Envision’s approach treats the data centre as part of an energy system rather than a passive connection. That direction is gaining ground as developers examine dedicated renewables, storage, microgrids, higher-voltage DC distribution, grid-forming inverters, and demand management to shorten delivery timelines and reduce exposure to constrained networks.
The 800V DC element points to one route for handling higher-power racks and reducing conversion losses. Higher-voltage DC architectures can support battery integration and improve efficiency, but they also introduce questions around protection, safety, maintenance, standards, and interoperability. Data centres adopt new electrical architectures slowly because uptime and serviceability carry more weight than theoretical gains.
Storage splits into two jobs
Envision has also referred to lithium iron phosphate storage for backup power and multi-hour energy shifting, and sodium-ion storage for fast smoothing and short-duration response. That combination separates two problems inside AI facilities: keeping the site running and managing rapid fluctuations.
Traditional critical-power design focused on resilience, transfer times, and backup duration. AI campuses add a grid-management problem. Large, dynamic loads can stress upstream infrastructure, and grid operators are increasingly sensitive to how major customers behave during peaks, faults, and constrained periods.
The market still needs proof from operating sites. Integrated power concepts must show reliable performance, clear failure modes, maintainable equipment, safety acceptance, and support coverage before conservative facility teams will adopt them at scale.
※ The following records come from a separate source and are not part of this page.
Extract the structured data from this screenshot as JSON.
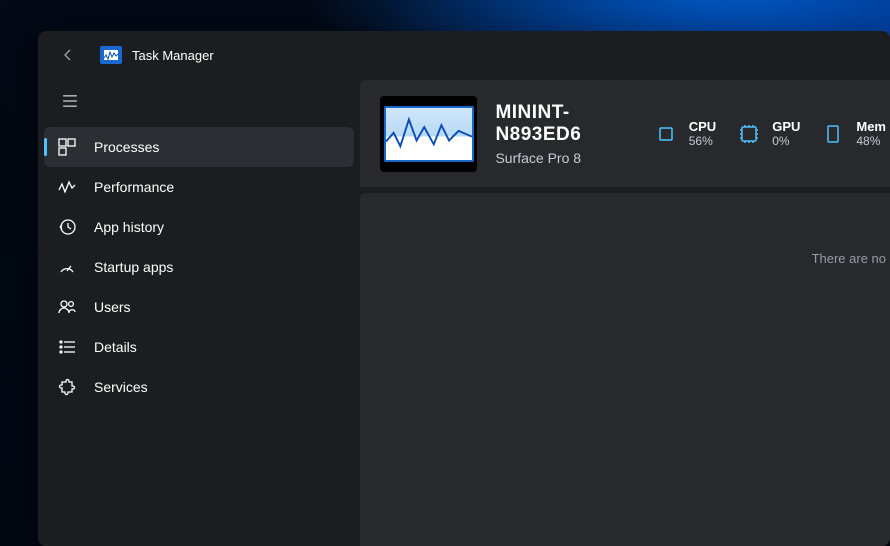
{
  "app": {
    "title": "Task Manager"
  },
  "sidebar": {
    "items": [
      {
        "label": "Processes",
        "icon": "grid",
        "selected": true
      },
      {
        "label": "Performance",
        "icon": "wave",
        "selected": false
      },
      {
        "label": "App history",
        "icon": "history",
        "selected": false
      },
      {
        "label": "Startup apps",
        "icon": "gauge",
        "selected": false
      },
      {
        "label": "Users",
        "icon": "users",
        "selected": false
      },
      {
        "label": "Details",
        "icon": "list",
        "selected": false
      },
      {
        "label": "Services",
        "icon": "puzzle",
        "selected": false
      }
    ]
  },
  "header": {
    "hostname": "MININT-N893ED6",
    "device_model": "Surface Pro 8",
    "stats": [
      {
        "label": "CPU",
        "value": "56%",
        "icon": "cpu"
      },
      {
        "label": "GPU",
        "value": "0%",
        "icon": "gpu"
      },
      {
        "label": "Mem",
        "value": "48%",
        "icon": "memory"
      }
    ]
  },
  "main": {
    "empty_message": "There are no"
  }
}
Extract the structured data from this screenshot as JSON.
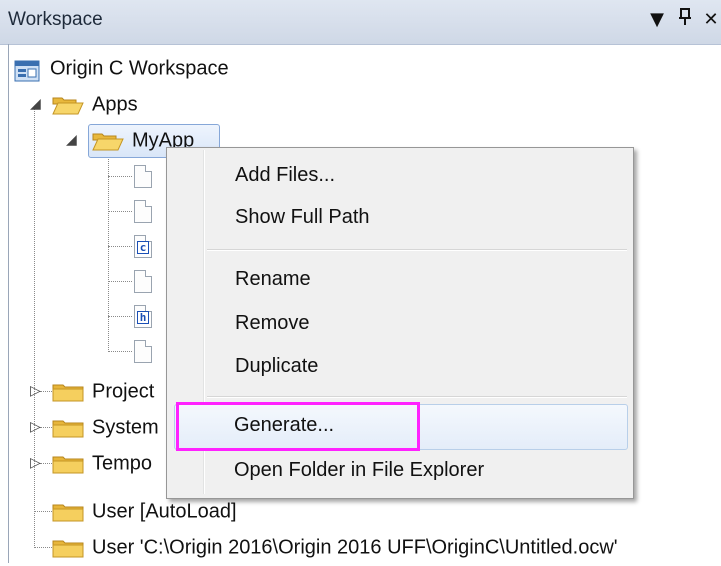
{
  "panel": {
    "title": "Workspace",
    "dropdown_glyph": "▼",
    "pin_glyph": "ᵖ",
    "close_glyph": "✕"
  },
  "tree": {
    "root_label": "Origin C Workspace",
    "apps_label": "Apps",
    "myapp_label": "MyApp",
    "file_types": [
      "",
      "",
      "c",
      "",
      "h",
      ""
    ],
    "project_label": "Project",
    "system_label": "System",
    "temp_label": "Tempo",
    "user_autoload_label": "User  [AutoLoad]",
    "user_path_label": "User 'C:\\Origin 2016\\Origin 2016 UFF\\OriginC\\Untitled.ocw'"
  },
  "context_menu": {
    "items": [
      {
        "label": "Add Files..."
      },
      {
        "label": "Show Full Path"
      },
      {
        "label": "Rename"
      },
      {
        "label": "Remove"
      },
      {
        "label": "Duplicate"
      },
      {
        "label": "Generate..."
      },
      {
        "label": "Open Folder in File Explorer"
      }
    ],
    "highlighted_item": "Generate...",
    "highlight_color": "#ff22ff"
  }
}
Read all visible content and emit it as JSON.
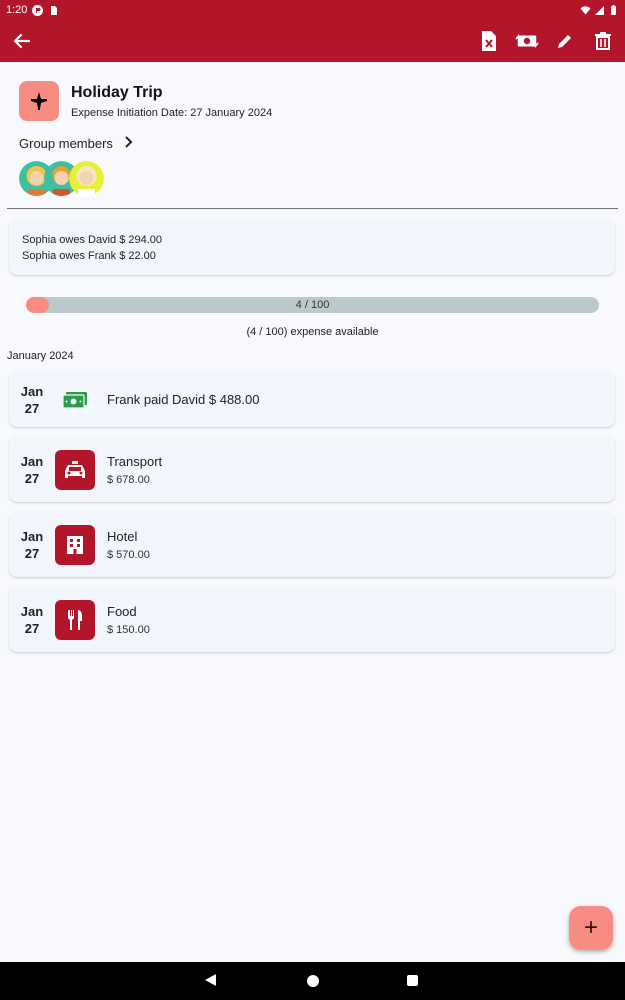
{
  "status_bar": {
    "time": "1:20",
    "bg_color": "#b3152a"
  },
  "app_bar": {
    "back_icon": "arrow-back-icon",
    "actions": [
      "excel-export-icon",
      "settle-money-icon",
      "edit-icon",
      "delete-icon"
    ]
  },
  "trip": {
    "title": "Holiday Trip",
    "date_label": "Expense Initiation Date: 27 January 2024",
    "icon": "airplane-icon"
  },
  "group": {
    "label": "Group members",
    "member_count": 3
  },
  "owes": [
    "Sophia owes David $ 294.00",
    "Sophia owes Frank $ 22.00"
  ],
  "progress": {
    "label": "4 / 100",
    "value": 4,
    "max": 100,
    "caption": "(4 / 100) expense available"
  },
  "month": "January 2024",
  "expenses": [
    {
      "month": "Jan",
      "day": "27",
      "title": "Frank paid David $ 488.00",
      "amount": "",
      "icon": "cash-icon"
    },
    {
      "month": "Jan",
      "day": "27",
      "title": "Transport",
      "amount": "$ 678.00",
      "icon": "taxi-icon"
    },
    {
      "month": "Jan",
      "day": "27",
      "title": "Hotel",
      "amount": "$ 570.00",
      "icon": "building-icon"
    },
    {
      "month": "Jan",
      "day": "27",
      "title": "Food",
      "amount": "$ 150.00",
      "icon": "restaurant-icon"
    }
  ],
  "fab": {
    "label": "+"
  },
  "colors": {
    "primary": "#b3152a",
    "accent": "#f88b82",
    "cash": "#2e9b4a"
  }
}
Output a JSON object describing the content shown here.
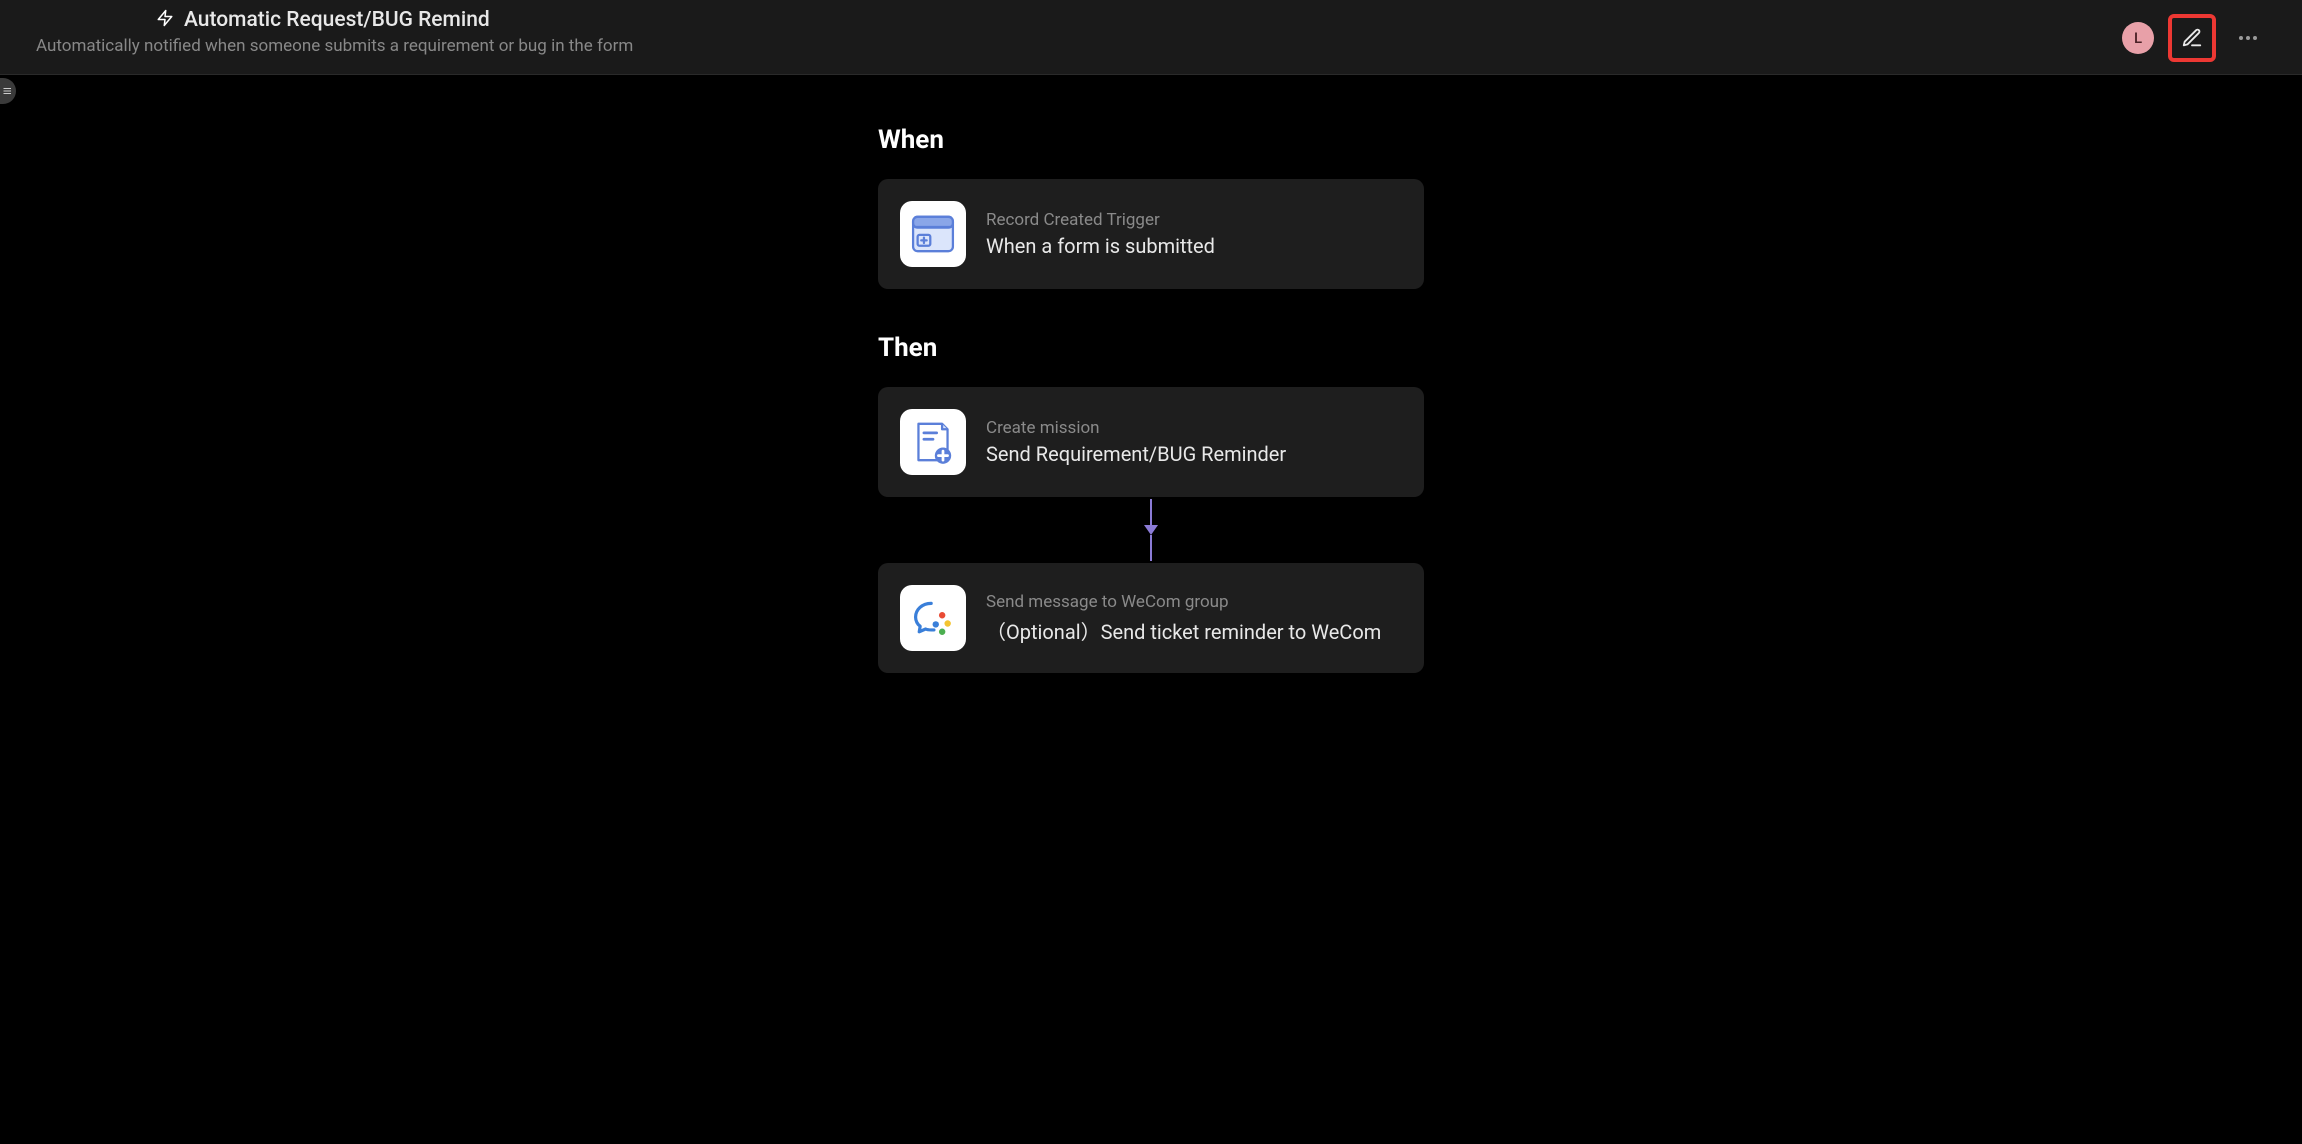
{
  "header": {
    "title": "Automatic Request/BUG Remind",
    "subtitle": "Automatically notified when someone submits a requirement or bug in the form",
    "avatar_initial": "L"
  },
  "sections": {
    "when": {
      "heading": "When",
      "card": {
        "label": "Record Created Trigger",
        "title": "When a form is submitted"
      }
    },
    "then": {
      "heading": "Then",
      "cards": [
        {
          "label": "Create mission",
          "title": "Send Requirement/BUG Reminder"
        },
        {
          "label": "Send message to WeCom group",
          "title": "（Optional）Send ticket reminder to WeCom"
        }
      ]
    }
  },
  "colors": {
    "highlight": "#ed3833",
    "connector": "#8b7bd6",
    "avatar_bg": "#e8a0a8"
  }
}
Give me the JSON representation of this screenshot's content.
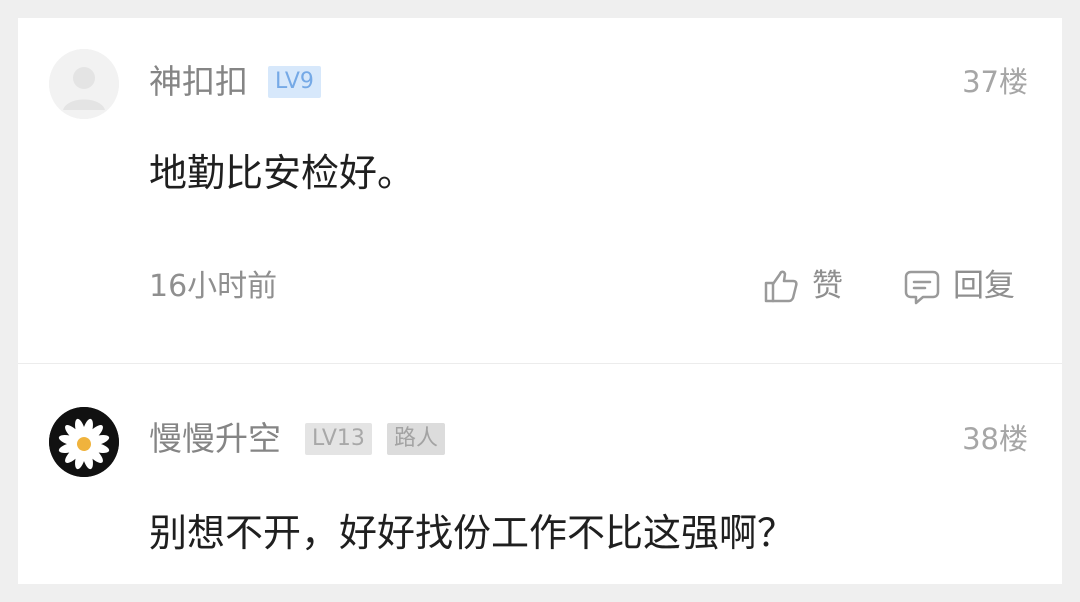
{
  "comments": [
    {
      "username": "神扣扣",
      "level": "LV9",
      "floor": "37楼",
      "content": "地勤比安检好。",
      "time": "16小时前",
      "actions": {
        "like_label": "赞",
        "reply_label": "回复"
      },
      "avatar_icon": "default-user-avatar"
    },
    {
      "username": "慢慢升空",
      "level": "LV13",
      "role": "路人",
      "floor": "38楼",
      "content": "别想不开，好好找份工作不比这强啊？",
      "avatar_icon": "daisy-avatar"
    }
  ],
  "colors": {
    "page_background": "#efefef",
    "card_background": "#ffffff",
    "username": "#858585",
    "content": "#1f1f1f",
    "meta": "#a6a6a6",
    "level_badge_blue": "#d7e8fb",
    "level_text_blue": "#75a9e6",
    "level_badge_gray": "#e4e4e4"
  }
}
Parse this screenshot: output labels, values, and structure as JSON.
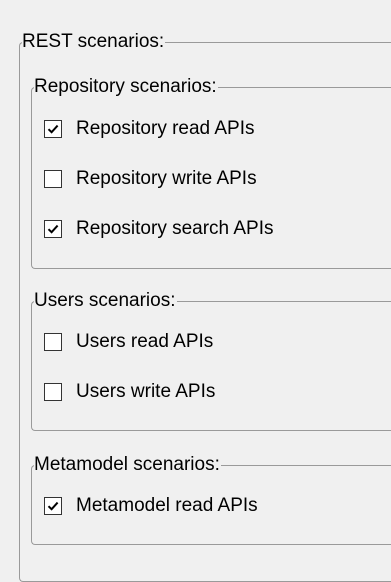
{
  "rest": {
    "title": "REST scenarios:",
    "repository": {
      "title": "Repository scenarios:",
      "items": [
        {
          "label": "Repository read APIs",
          "checked": true
        },
        {
          "label": "Repository write APIs",
          "checked": false
        },
        {
          "label": "Repository search APIs",
          "checked": true
        }
      ]
    },
    "users": {
      "title": "Users scenarios:",
      "items": [
        {
          "label": "Users read APIs",
          "checked": false
        },
        {
          "label": "Users write APIs",
          "checked": false
        }
      ]
    },
    "metamodel": {
      "title": "Metamodel scenarios:",
      "items": [
        {
          "label": "Metamodel read APIs",
          "checked": true
        }
      ]
    }
  }
}
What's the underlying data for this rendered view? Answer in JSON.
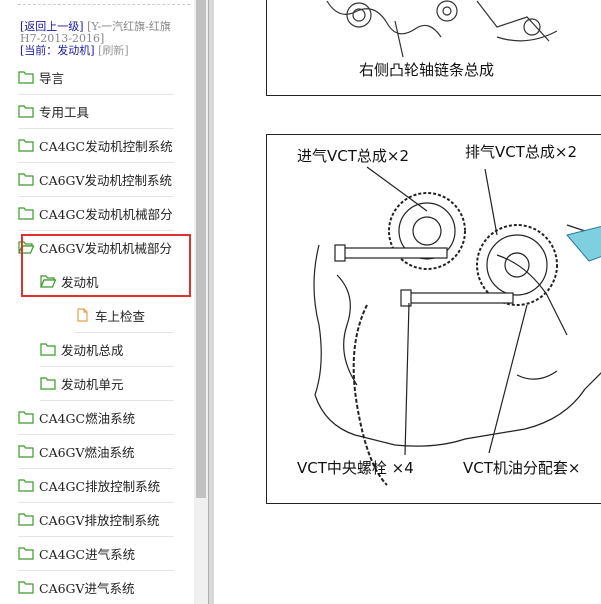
{
  "breadcrumb": {
    "back_label": "[返回上一级]",
    "book_title": "[Y-一汽红旗-红旗H7-2013-2016]",
    "current_label": "[当前：发动机]",
    "refresh_label": "[刷新]"
  },
  "nav_items": [
    {
      "label": "导言",
      "icon": "folder-icon"
    },
    {
      "label": "专用工具",
      "icon": "folder-icon"
    },
    {
      "label": "CA4GC发动机控制系统",
      "icon": "folder-icon"
    },
    {
      "label": "CA6GV发动机控制系统",
      "icon": "folder-icon"
    },
    {
      "label": "CA4GC发动机机械部分",
      "icon": "folder-icon"
    },
    {
      "label": "CA6GV发动机机械部分",
      "icon": "folder-open-icon"
    },
    {
      "label": "发动机",
      "icon": "folder-open-icon"
    },
    {
      "label": "车上检查",
      "icon": "document-icon"
    },
    {
      "label": "发动机总成",
      "icon": "folder-icon"
    },
    {
      "label": "发动机单元",
      "icon": "folder-icon"
    },
    {
      "label": "CA4GC燃油系统",
      "icon": "folder-icon"
    },
    {
      "label": "CA6GV燃油系统",
      "icon": "folder-icon"
    },
    {
      "label": "CA4GC排放控制系统",
      "icon": "folder-icon"
    },
    {
      "label": "CA6GV排放控制系统",
      "icon": "folder-icon"
    },
    {
      "label": "CA4GC进气系统",
      "icon": "folder-icon"
    },
    {
      "label": "CA6GV进气系统",
      "icon": "folder-icon"
    }
  ],
  "figure1": {
    "caption": "右侧凸轮轴链条总成",
    "code": "EM"
  },
  "figure2": {
    "label_intake": "进气VCT总成×2",
    "label_exhaust": "排气VCT总成×2",
    "label_bolt": "VCT中央螺栓 ×4",
    "label_oil": "VCT机油分配套×",
    "code": "EM"
  },
  "colors": {
    "link": "#1a1aa6",
    "highlight_border": "#e03030",
    "folder_stroke": "#3a9a2a",
    "doc_stroke": "#e2a34a"
  }
}
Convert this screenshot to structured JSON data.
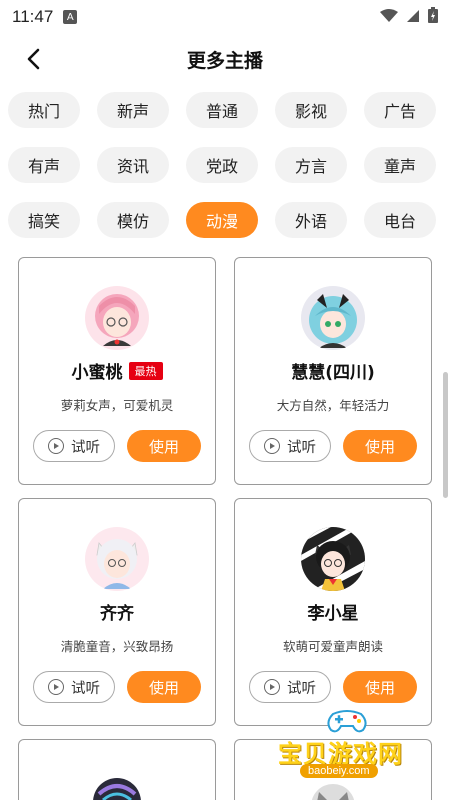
{
  "status": {
    "time": "11:47",
    "notif_badge": "A"
  },
  "header": {
    "title": "更多主播"
  },
  "categories": [
    [
      "热门",
      "新声",
      "普通",
      "影视",
      "广告"
    ],
    [
      "有声",
      "资讯",
      "党政",
      "方言",
      "童声"
    ],
    [
      "搞笑",
      "模仿",
      "动漫",
      "外语",
      "电台"
    ]
  ],
  "active_category": "动漫",
  "cards": [
    {
      "name": "小蜜桃",
      "badge": "最热",
      "desc": "萝莉女声，可爱机灵",
      "listen_label": "试听",
      "use_label": "使用"
    },
    {
      "name": "慧慧(四川)",
      "desc": "大方自然，年轻活力",
      "listen_label": "试听",
      "use_label": "使用"
    },
    {
      "name": "齐齐",
      "desc": "清脆童音，兴致昂扬",
      "listen_label": "试听",
      "use_label": "使用"
    },
    {
      "name": "李小星",
      "desc": "软萌可爱童声朗读",
      "listen_label": "试听",
      "use_label": "使用"
    }
  ],
  "watermark": {
    "text": "宝贝游戏网",
    "url": "baobeiy.com"
  },
  "colors": {
    "accent": "#ff8a1f",
    "badge": "#e60012",
    "chip_bg": "#f2f2f2"
  }
}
Claims on conversion efficiency and copper reduction will be judged against whole-system reliability and cost.
Envision says its AI Power System is operating at its Chifeng Net-Zero Industrial Park and is linked to wider campus plans. The direct projects are outside Europe, but the design questions are already live across UK and EU data centre markets. Developers are searching for ways to bring compute online where grid access is slow, power quality is contested, or transmission capacity is scarce.
The launch underlines a shift in where AI data centre competition is being fought. Hardware still attracts the headlines, yet the electrical system increasingly decides when capacity can be delivered and how reliably it can operate.